As expected, total emergy used varied principally according to household size, income level, distance to downtown and mixing of house types, while imported emergy was by far the dominant flow sustaining each borough’s activities. The highest proportions of emergy from food and water, from electricity and fuels and from acquired goods and services, with respect to total emergy used, were obtained for the borough with the lowest per household income, for the borough the furthest away from downtown and for the most centrally located borough, respectively. The overall contribution of these flows to total emergy use, in descending order, was: food and water, goods and services, and electricity and fuels. Also, regarding resource utilization per unit floor area, the lowest rate corresponded to the borough with the largest available space per person, for the cases of food and water and of goods and services, and to the borough with the second largest available space per person, for the case of electricity and fuels.

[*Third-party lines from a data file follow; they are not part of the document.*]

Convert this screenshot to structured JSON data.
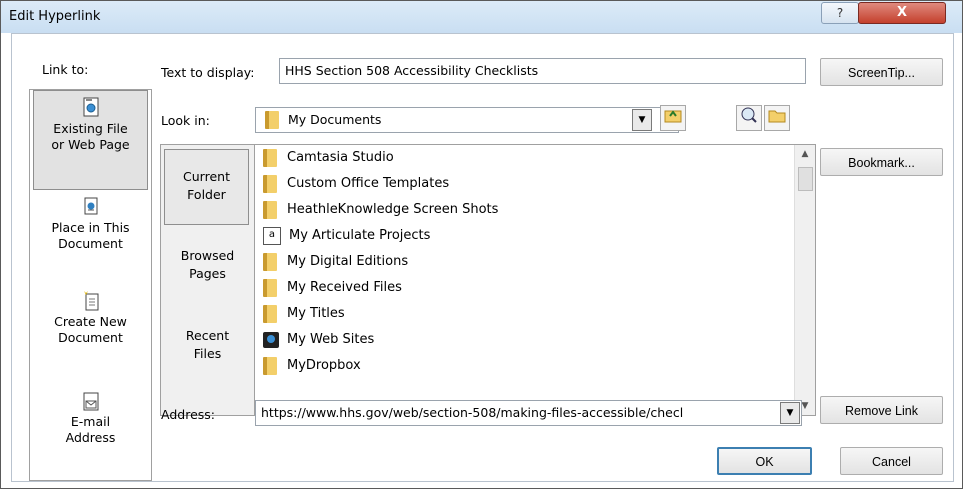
{
  "window": {
    "title": "Edit Hyperlink",
    "help_glyph": "?",
    "close_glyph": "X"
  },
  "link_to": {
    "heading": "Link to:",
    "items": [
      {
        "pre": "",
        "ul": "",
        "line1": "Existing File",
        "line2": "or Web Page",
        "icon": "web-page-icon"
      },
      {
        "line1": "Place in This",
        "line2": "Document",
        "icon": "place-in-document-icon"
      },
      {
        "line1": "Create New",
        "line2": "Document",
        "icon": "create-document-icon"
      },
      {
        "line1": "E-mail",
        "line2": "Address",
        "icon": "email-address-icon"
      }
    ]
  },
  "text_to_display": {
    "label": "Text to display:",
    "value": "HHS Section 508 Accessibility Checklists"
  },
  "look_in": {
    "label": "Look in:",
    "value": "My Documents"
  },
  "folder_tabs": [
    {
      "line1": "Current",
      "line2": "Folder"
    },
    {
      "line1": "Browsed",
      "line2": "Pages"
    },
    {
      "line1": "Recent",
      "line2": "Files"
    }
  ],
  "files": [
    {
      "name": "Camtasia Studio",
      "icon": "folder-icon"
    },
    {
      "name": "Custom Office Templates",
      "icon": "folder-icon"
    },
    {
      "name": "HeathleKnowledge Screen Shots",
      "icon": "folder-icon"
    },
    {
      "name": "My Articulate Projects",
      "icon": "project-folder-icon"
    },
    {
      "name": "My Digital Editions",
      "icon": "folder-icon"
    },
    {
      "name": "My Received Files",
      "icon": "folder-icon"
    },
    {
      "name": "My Titles",
      "icon": "folder-icon"
    },
    {
      "name": "My Web Sites",
      "icon": "web-sites-icon"
    },
    {
      "name": "MyDropbox",
      "icon": "folder-icon"
    }
  ],
  "address": {
    "label": "Address:",
    "value": "https://www.hhs.gov/web/section-508/making-files-accessible/checl"
  },
  "buttons": {
    "screentip": "ScreenTip...",
    "bookmark": "Bookmark...",
    "remove_link": "Remove Link",
    "ok": "OK",
    "cancel": "Cancel"
  },
  "colors": {
    "title_bar": "#c9def2",
    "close_button": "#c4402d",
    "ok_border": "#3c7fb1"
  }
}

A strong positive linear correlation between household size and per household empower was confirmed: the highest per household emergy utilisations corresponded to the boroughs combining the highest incomes and the largest household sizes. For its part, the per capita emergy range of variation was not broad, however, a gradual increment was observed when income increased, with a maximum for the borough with the highest per resident utilization rate of emergy from goods and services. In addition, some influence of per resident habitable space on per capita emergy was noted; in general, a greater amount of the former corresponded to a higher value of the latter. In turn, emergy from fuels and electricity for the transport of dwellers was highly influenced by distance to downtown, while gross residential density did not appear to be correlated neither to per capita emergy from total energy use nor to per capita emergy from electricity and fuels used for the operation of dwellings.

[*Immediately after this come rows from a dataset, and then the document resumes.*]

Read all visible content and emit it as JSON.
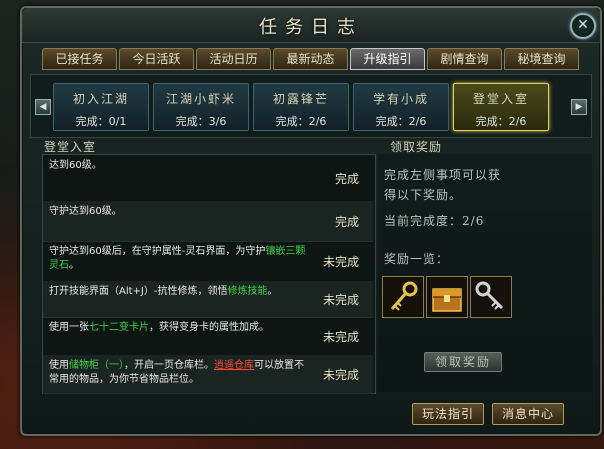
{
  "window": {
    "title": "任务日志",
    "close": "✕"
  },
  "tabs": [
    "已接任务",
    "今日活跃",
    "活动日历",
    "最新动态",
    "升级指引",
    "剧情查询",
    "秘境查询"
  ],
  "active_tab_index": 4,
  "stages": [
    {
      "name": "初入江湖",
      "progress": "完成：0/1"
    },
    {
      "name": "江湖小虾米",
      "progress": "完成：3/6"
    },
    {
      "name": "初露锋芒",
      "progress": "完成：2/6"
    },
    {
      "name": "学有小成",
      "progress": "完成：2/6"
    },
    {
      "name": "登堂入室",
      "progress": "完成：2/6"
    }
  ],
  "active_stage_index": 4,
  "nav": {
    "prev": "◀",
    "next": "▶"
  },
  "section": {
    "title": "登堂入室"
  },
  "tasks": [
    {
      "parts": [
        {
          "t": "达到60级。"
        }
      ],
      "status": "完成"
    },
    {
      "parts": [
        {
          "t": "守护达到60级。"
        }
      ],
      "status": "完成"
    },
    {
      "parts": [
        {
          "t": "守护达到60级后，在守护属性-灵石界面，为守护"
        },
        {
          "t": "镶嵌三颗灵石",
          "c": "g"
        },
        {
          "t": "。"
        }
      ],
      "status": "未完成"
    },
    {
      "parts": [
        {
          "t": "打开技能界面（Alt+J）-抗性修炼，领悟"
        },
        {
          "t": "修炼技能",
          "c": "g"
        },
        {
          "t": "。"
        }
      ],
      "status": "未完成"
    },
    {
      "parts": [
        {
          "t": "使用一张"
        },
        {
          "t": "七十二变卡片",
          "c": "g"
        },
        {
          "t": "，获得变身卡的属性加成。"
        }
      ],
      "status": "未完成"
    },
    {
      "parts": [
        {
          "t": "使用"
        },
        {
          "t": "储物柜（一）",
          "c": "g"
        },
        {
          "t": "，开启一页仓库栏。"
        },
        {
          "t": "逍遥仓库",
          "c": "r"
        },
        {
          "t": "可以放置不常用的物品，为你节省物品栏位。"
        }
      ],
      "status": "未完成"
    }
  ],
  "reward": {
    "title": "领取奖励",
    "desc_line1": "完成左侧事项可以获",
    "desc_line2": "得以下奖励。",
    "progress_label": "当前完成度：",
    "progress_value": "2/6",
    "list_label": "奖励一览：",
    "items": [
      "gold-key",
      "treasure-chest",
      "silver-key"
    ],
    "claim_button": "领取奖励"
  },
  "footer": {
    "guide_button": "玩法指引",
    "message_button": "消息中心"
  }
}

With respect to the emergy-based ecological footprint and the emergy to money ratio, a general trend was observed: higher per capita land areas needed to support the activities in the boroughs corresponded to lower ecological economic efficiencies. In the long-term sustainability assessment through the emergy sustainability index, the best performances corresponded to the two boroughs the furthest away from downtown, which may be explained by their green area coverage, the low residential land use area to total area rate and the low habitable area to lot area ratio. Results suggest that allocation of green area coverage is an important parameter for the control of land use intensity, which in turn would influence urban form and the configuration of the transport system structure. Urban green space potential for accommodating local waste treatment systems, for acting as a greenhouse gas emissions sink and for promoting human health should be considered in future work.

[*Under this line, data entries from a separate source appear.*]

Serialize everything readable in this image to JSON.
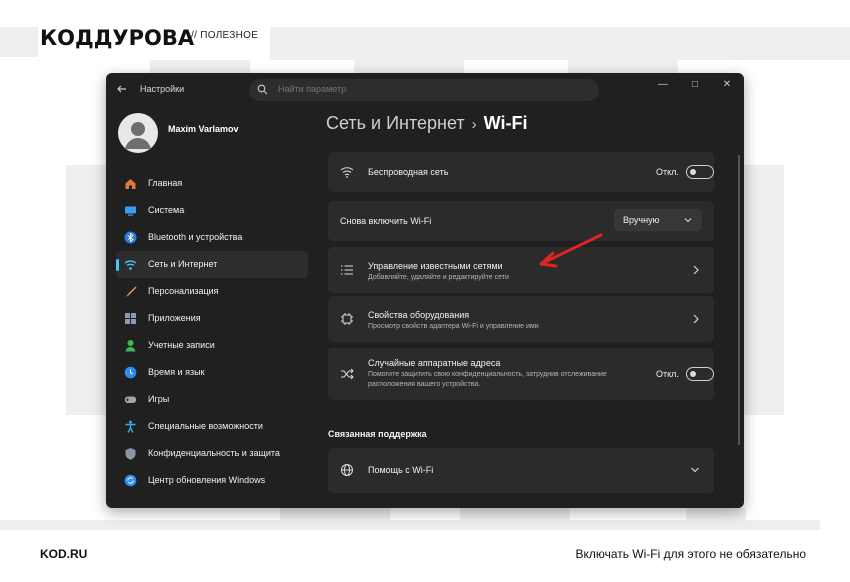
{
  "page": {
    "logo": "КОДДУРОВА",
    "logo_sub": "// ПОЛЕЗНОЕ",
    "footer_left": "KOD.RU",
    "footer_right": "Включать Wi-Fi для этого не обязательно"
  },
  "window": {
    "title": "Настройки",
    "search_placeholder": "Найти параметр",
    "controls": [
      "minimize",
      "maximize",
      "close"
    ]
  },
  "user": {
    "name": "Maxim Varlamov"
  },
  "sidebar": {
    "items": [
      {
        "label": "Главная",
        "icon": "home-icon",
        "color": "#e07b39"
      },
      {
        "label": "Система",
        "icon": "system-icon",
        "color": "#3b9cf2"
      },
      {
        "label": "Bluetooth и устройства",
        "icon": "bluetooth-icon",
        "color": "#2d7de0"
      },
      {
        "label": "Сеть и Интернет",
        "icon": "wifi-icon",
        "color": "#4cc2ff",
        "active": true
      },
      {
        "label": "Персонализация",
        "icon": "brush-icon",
        "color": "#e6a23c"
      },
      {
        "label": "Приложения",
        "icon": "apps-icon",
        "color": "#8a9bb0"
      },
      {
        "label": "Учетные записи",
        "icon": "account-icon",
        "color": "#3fb950"
      },
      {
        "label": "Время и язык",
        "icon": "globe-clock-icon",
        "color": "#2d8cf0"
      },
      {
        "label": "Игры",
        "icon": "gamepad-icon",
        "color": "#9aa4b2"
      },
      {
        "label": "Специальные возможности",
        "icon": "accessibility-icon",
        "color": "#3aa7f0"
      },
      {
        "label": "Конфиденциальность и защита",
        "icon": "shield-icon",
        "color": "#8a96a8"
      },
      {
        "label": "Центр обновления Windows",
        "icon": "update-icon",
        "color": "#2f8ff0"
      }
    ]
  },
  "breadcrumb": {
    "parent": "Сеть и Интернет",
    "separator": "›",
    "current": "Wi-Fi"
  },
  "settings": {
    "wireless": {
      "title": "Беспроводная сеть",
      "state": "Откл."
    },
    "reenable": {
      "title": "Снова включить Wi-Fi",
      "value": "Вручную"
    },
    "known_networks": {
      "title": "Управление известными сетями",
      "desc": "Добавляйте, удаляйте и редактируйте сети"
    },
    "hardware": {
      "title": "Свойства оборудования",
      "desc": "Просмотр свойств адаптера Wi-Fi и управление ими"
    },
    "random_mac": {
      "title": "Случайные аппаратные адреса",
      "desc": "Помогите защитить свою конфиденциальность, затруднив отслеживание расположения вашего устройства.",
      "state": "Откл."
    }
  },
  "support": {
    "heading": "Связанная поддержка",
    "help": {
      "title": "Помощь с Wi-Fi"
    }
  },
  "colors": {
    "accent": "#4cc2ff",
    "annotation_arrow": "#e02424"
  }
}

With the procedure used for calculating resource use intensity in the seven boroughs, it is possible to generate a tool to support decision-making in urban planning for assessing future development scenarios. Hypothetical residential intensities might be weighted for the comparison of development alternatives or, inversely, occupation intensities intervals may be determined for particular projects, if their possible locations are known. Finally, it will be very important to examine more cases to confirm or discard the results obtained in this work. From a wider perspective, future research should consider emergy modeling at urban planning zoning scales, based on the variables that were found to more significantly affect the intensity of resource utilization.